Whatever concepts we thought knew about branding were quickly blown away as we discussed just how to improve the new and change the old. Branding and finding the right brand for your company is not simply about logos or colors. It is an extension of who you are and what you believe in.
So here is what we learned from our first discussion with Gillian and her team about brands.
Leave what you think you know at the door
When you are immersed in your business it can be hard to see when something isn’t working. So leave what you think you know about your brand at the door. Wipe the slate and be prepared to reflect honestly on what it stands for and what it means. More importantly how others see it and associate it. How strong is the brand really and what do people associate with it?
What do you believe in?
We’ve said it many times in writing on business that unless people believe in what you’re selling they won’t buy. At the heart of your business needs to be core values, things that make you come to work every day and put your heart and soul into what you do. People need to know these values exist and they need to see them. When they go to your website they must see it. When they meet you they must see it. Unless you show what you care about, don’t expect them to care about what it is your bringing to their door.
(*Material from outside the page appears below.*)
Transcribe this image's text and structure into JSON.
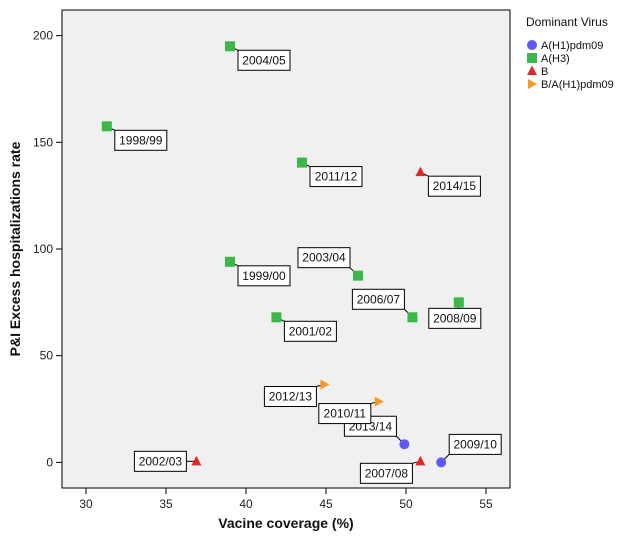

What customer do you want?
Many businesses spend a lot of time looking for customers, very few spend time looking for the right customers. In our own businesses we made a sort of New Year’s resolution to change our customer base from many, to 4 to 5 key customers with a continuous workload from them. So the new branding needs to reflect that customers’ needs in what they expect from us. This premium customer will make workflows much easier for us and in return allow us the time to create individual platforms tailored to the customer. Unless they see that we can offer this and we believe in this better way of being more customer orientated then they won’t be our customers. What customers do you want?
Brands aren’t sales, their relationships
Branding and re-branding are about getting you sales in the long run. They are about getting inside the minds of customer as a name to trust. If you think of the biggest brands you use every day or every week there are reasons (other than price) that you use them. You have an association with them, a trust. The purpose of the brand is to become a part of that trust, when people need the service they think of you. When the trust is earned the sales will follow. ‘Build it and they will come’ hasn’t worked since Field of Dreams and Kevin Costner. The art of selling is trust.
Personality goes a long way
Brands also need to reflect your own personality. We don’t know how many times we’ve see a website or a business card that’s bright and colourful, only to be met with a person who has all the brightness and personality of a slowly dying fish. Everybody in your organisation needs to reflect the brand and what your offering, from the top to the bottom of the organisation. One bad experience for a brand, is bad experience for the company. Branding matters.